Tempering the Blame for Low Transfer Rates of the California Community Colleges with Common Sense

By, Dr. Linda Serra Hagedorn and Dr. Reynaldo Baca, University of Southern California Rossier School of Education

mportant Clarifying Notes:
     On November 24, 2000 the Los Angeles Times ran a story indicating that the California Community Colleges were failing in their mission to transfer students to four-year universities.  The article was especially scathing to the Los Angeles Community College District.  As two college professors from the University of Southern California who study the community college, we felt compelled to offer editorial comments.  Unfortunately, the Los Angeles Times did not choose to print our comments.  Our editorial follows:

Editorial Submitted to the Los Angeles Times

     We must respond and clarify the L. A. Time's coverage of the transfer rates of the California Community Colleges.  A reading of the article leaves the impression of institutional failure.  An important missing piece, however, is that the mission of the community college does not ONLY include transfer.  Many of the students (and on some campuses, the large majority) are not enrolled to ultimately transfer to a four-year university but, rather, to gain important training that leads to employment.  Other students are taking classes for recreation or personal enhancement, and others are there to learn English as their second language.  This is not an exhaustive list, but just a beginning of chipping at the iceberg of "why people enroll in a community college."

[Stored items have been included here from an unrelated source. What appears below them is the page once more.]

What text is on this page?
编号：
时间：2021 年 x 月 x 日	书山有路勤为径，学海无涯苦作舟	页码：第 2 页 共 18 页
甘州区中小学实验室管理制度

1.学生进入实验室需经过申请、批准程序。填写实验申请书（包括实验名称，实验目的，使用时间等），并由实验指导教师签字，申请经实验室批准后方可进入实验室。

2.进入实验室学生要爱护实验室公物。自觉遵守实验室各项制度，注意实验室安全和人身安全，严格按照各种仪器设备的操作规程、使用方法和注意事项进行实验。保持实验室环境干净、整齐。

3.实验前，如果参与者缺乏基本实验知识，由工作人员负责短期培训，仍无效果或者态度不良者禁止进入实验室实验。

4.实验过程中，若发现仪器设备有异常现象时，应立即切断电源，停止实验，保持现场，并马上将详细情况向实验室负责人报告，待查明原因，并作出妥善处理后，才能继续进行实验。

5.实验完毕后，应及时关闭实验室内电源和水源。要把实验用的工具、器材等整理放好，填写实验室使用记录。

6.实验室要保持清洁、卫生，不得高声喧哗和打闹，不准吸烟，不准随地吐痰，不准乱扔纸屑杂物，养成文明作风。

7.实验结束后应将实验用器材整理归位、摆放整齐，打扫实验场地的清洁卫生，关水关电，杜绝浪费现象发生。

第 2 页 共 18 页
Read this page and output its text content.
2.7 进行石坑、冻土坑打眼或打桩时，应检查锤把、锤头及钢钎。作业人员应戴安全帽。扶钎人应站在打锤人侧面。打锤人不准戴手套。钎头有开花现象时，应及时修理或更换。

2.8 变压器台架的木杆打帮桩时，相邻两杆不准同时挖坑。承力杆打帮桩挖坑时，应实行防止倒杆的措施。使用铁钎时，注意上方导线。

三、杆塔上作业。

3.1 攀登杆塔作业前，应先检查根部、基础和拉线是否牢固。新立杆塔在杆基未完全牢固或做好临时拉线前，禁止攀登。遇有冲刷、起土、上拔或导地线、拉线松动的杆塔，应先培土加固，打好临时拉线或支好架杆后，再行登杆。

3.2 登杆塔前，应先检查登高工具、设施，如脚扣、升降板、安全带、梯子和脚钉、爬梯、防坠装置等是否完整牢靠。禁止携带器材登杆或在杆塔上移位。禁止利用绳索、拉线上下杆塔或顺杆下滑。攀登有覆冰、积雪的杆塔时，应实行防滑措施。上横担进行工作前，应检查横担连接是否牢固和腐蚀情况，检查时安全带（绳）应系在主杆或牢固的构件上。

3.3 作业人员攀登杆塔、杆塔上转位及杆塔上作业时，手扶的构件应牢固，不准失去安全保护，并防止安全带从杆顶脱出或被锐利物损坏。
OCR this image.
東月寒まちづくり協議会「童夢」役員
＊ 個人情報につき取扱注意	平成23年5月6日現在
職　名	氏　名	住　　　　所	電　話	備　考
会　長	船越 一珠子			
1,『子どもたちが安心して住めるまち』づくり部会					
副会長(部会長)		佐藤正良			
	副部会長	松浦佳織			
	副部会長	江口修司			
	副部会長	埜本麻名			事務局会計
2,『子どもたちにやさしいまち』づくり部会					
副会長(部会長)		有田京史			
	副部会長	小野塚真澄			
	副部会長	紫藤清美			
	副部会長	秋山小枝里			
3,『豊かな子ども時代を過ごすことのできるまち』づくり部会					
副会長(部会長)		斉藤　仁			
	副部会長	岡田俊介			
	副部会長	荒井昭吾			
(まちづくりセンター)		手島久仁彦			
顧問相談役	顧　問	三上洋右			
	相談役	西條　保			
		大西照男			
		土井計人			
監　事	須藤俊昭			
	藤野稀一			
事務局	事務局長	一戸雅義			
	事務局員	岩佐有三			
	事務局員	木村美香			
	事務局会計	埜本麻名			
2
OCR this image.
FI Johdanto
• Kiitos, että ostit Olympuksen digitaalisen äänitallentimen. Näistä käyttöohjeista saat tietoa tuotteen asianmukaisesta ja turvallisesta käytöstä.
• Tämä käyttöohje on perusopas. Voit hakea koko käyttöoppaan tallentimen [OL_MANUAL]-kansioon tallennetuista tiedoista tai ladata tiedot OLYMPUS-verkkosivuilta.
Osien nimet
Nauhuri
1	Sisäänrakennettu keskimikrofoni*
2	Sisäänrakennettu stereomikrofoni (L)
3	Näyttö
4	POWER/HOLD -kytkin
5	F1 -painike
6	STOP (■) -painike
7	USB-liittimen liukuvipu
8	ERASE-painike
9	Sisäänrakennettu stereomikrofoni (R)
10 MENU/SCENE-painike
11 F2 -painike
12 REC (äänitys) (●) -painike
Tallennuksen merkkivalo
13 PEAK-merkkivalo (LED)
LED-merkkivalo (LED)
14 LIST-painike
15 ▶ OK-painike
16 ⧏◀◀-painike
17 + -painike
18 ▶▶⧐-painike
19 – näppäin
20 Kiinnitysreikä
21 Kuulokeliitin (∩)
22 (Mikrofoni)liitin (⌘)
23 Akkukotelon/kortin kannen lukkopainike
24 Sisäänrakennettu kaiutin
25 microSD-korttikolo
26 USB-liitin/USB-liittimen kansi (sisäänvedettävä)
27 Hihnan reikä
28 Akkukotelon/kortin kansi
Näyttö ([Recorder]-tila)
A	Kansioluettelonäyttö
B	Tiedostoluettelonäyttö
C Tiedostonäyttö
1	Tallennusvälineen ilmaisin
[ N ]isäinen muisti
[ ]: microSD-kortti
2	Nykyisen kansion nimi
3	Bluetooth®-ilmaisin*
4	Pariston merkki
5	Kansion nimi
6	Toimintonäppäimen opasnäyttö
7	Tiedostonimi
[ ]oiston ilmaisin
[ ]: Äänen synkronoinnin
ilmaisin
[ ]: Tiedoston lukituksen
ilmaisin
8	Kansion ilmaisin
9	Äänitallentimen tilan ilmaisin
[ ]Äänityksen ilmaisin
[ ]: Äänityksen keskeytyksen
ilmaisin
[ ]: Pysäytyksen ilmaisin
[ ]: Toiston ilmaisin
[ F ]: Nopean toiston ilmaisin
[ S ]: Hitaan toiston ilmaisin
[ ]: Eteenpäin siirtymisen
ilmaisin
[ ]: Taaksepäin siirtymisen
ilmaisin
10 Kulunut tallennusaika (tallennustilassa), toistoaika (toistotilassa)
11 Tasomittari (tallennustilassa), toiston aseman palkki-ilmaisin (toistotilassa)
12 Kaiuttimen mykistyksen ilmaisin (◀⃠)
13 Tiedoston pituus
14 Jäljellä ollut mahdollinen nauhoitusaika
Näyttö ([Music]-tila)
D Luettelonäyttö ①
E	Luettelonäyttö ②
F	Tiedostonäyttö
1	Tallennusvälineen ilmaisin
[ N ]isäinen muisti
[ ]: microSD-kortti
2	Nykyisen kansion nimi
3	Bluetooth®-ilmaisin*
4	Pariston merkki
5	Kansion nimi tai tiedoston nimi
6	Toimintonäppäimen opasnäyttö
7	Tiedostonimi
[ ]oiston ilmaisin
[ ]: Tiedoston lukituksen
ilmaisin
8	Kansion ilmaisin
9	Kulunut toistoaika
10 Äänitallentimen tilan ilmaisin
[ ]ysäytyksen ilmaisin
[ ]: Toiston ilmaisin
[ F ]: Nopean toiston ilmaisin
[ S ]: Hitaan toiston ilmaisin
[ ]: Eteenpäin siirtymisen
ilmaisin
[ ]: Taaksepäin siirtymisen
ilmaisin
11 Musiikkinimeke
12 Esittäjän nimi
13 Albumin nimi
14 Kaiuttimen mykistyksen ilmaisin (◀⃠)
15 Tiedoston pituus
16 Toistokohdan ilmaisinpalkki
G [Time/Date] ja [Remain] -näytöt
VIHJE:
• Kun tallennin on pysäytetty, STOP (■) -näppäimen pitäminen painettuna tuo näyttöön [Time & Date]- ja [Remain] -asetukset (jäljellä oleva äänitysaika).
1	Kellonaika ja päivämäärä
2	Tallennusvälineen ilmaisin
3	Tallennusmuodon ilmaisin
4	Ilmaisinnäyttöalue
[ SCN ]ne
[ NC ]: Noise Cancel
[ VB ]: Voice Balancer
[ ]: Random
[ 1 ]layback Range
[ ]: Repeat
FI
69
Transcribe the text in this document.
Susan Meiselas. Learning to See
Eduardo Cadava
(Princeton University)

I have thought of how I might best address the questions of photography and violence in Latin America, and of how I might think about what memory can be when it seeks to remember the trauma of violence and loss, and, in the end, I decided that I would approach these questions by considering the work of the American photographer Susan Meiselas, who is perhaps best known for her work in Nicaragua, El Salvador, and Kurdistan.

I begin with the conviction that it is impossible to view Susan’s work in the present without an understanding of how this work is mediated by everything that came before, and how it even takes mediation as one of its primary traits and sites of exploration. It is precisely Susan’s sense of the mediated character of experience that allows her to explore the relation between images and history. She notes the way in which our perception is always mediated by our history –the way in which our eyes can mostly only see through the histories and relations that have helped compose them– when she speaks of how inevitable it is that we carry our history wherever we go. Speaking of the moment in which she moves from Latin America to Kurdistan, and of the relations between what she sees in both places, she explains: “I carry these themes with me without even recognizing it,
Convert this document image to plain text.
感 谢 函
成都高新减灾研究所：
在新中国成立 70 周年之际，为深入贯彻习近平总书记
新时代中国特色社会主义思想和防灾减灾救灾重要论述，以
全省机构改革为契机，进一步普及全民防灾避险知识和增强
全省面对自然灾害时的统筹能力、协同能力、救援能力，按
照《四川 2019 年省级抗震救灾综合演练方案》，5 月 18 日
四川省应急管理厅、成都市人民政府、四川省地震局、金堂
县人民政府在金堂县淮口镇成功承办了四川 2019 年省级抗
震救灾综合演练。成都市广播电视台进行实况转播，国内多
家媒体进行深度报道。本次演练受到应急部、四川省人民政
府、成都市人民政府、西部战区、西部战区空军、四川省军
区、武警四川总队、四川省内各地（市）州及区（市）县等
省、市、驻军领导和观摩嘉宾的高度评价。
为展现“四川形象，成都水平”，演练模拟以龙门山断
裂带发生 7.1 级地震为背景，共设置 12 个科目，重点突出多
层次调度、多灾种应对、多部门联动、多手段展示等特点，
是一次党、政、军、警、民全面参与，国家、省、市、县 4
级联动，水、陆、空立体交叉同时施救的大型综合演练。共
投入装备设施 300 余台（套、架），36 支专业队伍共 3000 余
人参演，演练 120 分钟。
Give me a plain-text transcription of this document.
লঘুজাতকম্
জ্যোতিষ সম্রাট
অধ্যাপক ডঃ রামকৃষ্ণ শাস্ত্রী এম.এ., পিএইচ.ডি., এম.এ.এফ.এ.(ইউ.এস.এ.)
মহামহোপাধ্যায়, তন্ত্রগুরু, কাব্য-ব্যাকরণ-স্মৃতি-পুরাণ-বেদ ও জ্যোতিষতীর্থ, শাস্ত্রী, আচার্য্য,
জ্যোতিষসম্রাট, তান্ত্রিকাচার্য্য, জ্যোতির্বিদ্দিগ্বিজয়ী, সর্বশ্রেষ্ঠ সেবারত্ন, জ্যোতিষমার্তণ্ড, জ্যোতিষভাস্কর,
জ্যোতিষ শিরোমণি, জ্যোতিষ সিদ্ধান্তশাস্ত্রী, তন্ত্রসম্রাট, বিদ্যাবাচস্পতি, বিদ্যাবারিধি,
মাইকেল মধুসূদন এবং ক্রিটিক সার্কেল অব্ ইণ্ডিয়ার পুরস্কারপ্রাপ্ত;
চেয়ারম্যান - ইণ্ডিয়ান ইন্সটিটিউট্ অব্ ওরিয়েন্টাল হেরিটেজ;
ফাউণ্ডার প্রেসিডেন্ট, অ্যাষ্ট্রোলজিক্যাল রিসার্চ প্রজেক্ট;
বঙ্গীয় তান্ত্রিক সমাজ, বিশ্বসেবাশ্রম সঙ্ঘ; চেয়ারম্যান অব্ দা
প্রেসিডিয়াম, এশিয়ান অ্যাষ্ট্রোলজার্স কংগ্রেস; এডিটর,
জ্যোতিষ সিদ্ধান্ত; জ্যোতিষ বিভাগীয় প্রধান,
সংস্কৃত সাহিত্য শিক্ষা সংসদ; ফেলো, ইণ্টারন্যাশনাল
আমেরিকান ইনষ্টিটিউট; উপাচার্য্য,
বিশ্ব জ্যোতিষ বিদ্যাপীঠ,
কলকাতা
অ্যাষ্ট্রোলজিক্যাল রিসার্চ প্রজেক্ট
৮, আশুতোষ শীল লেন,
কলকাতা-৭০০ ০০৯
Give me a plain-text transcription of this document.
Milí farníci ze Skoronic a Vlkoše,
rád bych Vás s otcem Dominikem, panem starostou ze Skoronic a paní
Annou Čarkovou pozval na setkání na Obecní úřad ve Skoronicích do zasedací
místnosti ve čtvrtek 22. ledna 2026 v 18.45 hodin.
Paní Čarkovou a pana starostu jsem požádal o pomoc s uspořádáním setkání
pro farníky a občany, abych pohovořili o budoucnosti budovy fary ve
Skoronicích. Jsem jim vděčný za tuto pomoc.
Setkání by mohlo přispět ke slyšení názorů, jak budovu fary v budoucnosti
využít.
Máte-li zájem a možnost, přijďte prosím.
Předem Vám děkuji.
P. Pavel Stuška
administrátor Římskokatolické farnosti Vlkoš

     Secondly, one must acknowledge that not all students who DO transfer will do so immediately following their community college experience.  Unlike a community college, four-year institutions can be expensive.  Not only are tuition and fees higher, but the opportunity costs are incomparable.  For example, whereas the scheduling of courses at the community college is replete with a slate of offerings during the evenings and on weekends, allowing working adults and/or parents to combine employment with education, the universities follow a more traditional model.  Thus, a student may be very successful in balancing work and school and paying the bills while a transfer to the university requires an upset so dramatic as to be impossible under the present situation.  Students may need to work for years to save enough money so that the continuation of college is possible.  Thus, to measure transfer within a very short time frame is unfair and misleading.

     Thirdly, and we would argue most importantly, one must consider WHO attends the community college.  As former community college students and presently professors of education at the University of Southern California whose research area is the community college,  we are am intimately aware of the differences between those students who choose to attend a local two-year college and those who have the opportunity to attend a university.  Community colleges do not discriminate.  Unlike their university counterparts, there are no minimum SAT scores, no requirements for calculus or advanced literature, no minimum high school grade point average, and no requirement for proficiency in the English language.  Although there are many community college students with academic accomplishments that would easily allow them to enter a research university, the majority of students do not.  Thus, the community college enrolls a heterogeneous slate of students, many requiring remedial level instruction.

     Of course it would be desirable to increase the transfer rates of California Community Colleges (especially those in the Los Angeles area).  However, to chastise the community college for admitting students with non-traditional profiles and then to blame them when these students do not fit a traditional transfer profile is unmerited.  The community colleges are full of anxious seekers of a better life--students in search of many goals including those that do NOT include transfer.  We encourage all to applaud these institutions that take a chance on students that a four-year university would not even consider admitting.  If it were not for these compassionate institutions, many of us would not be where we are today.  This is the other side.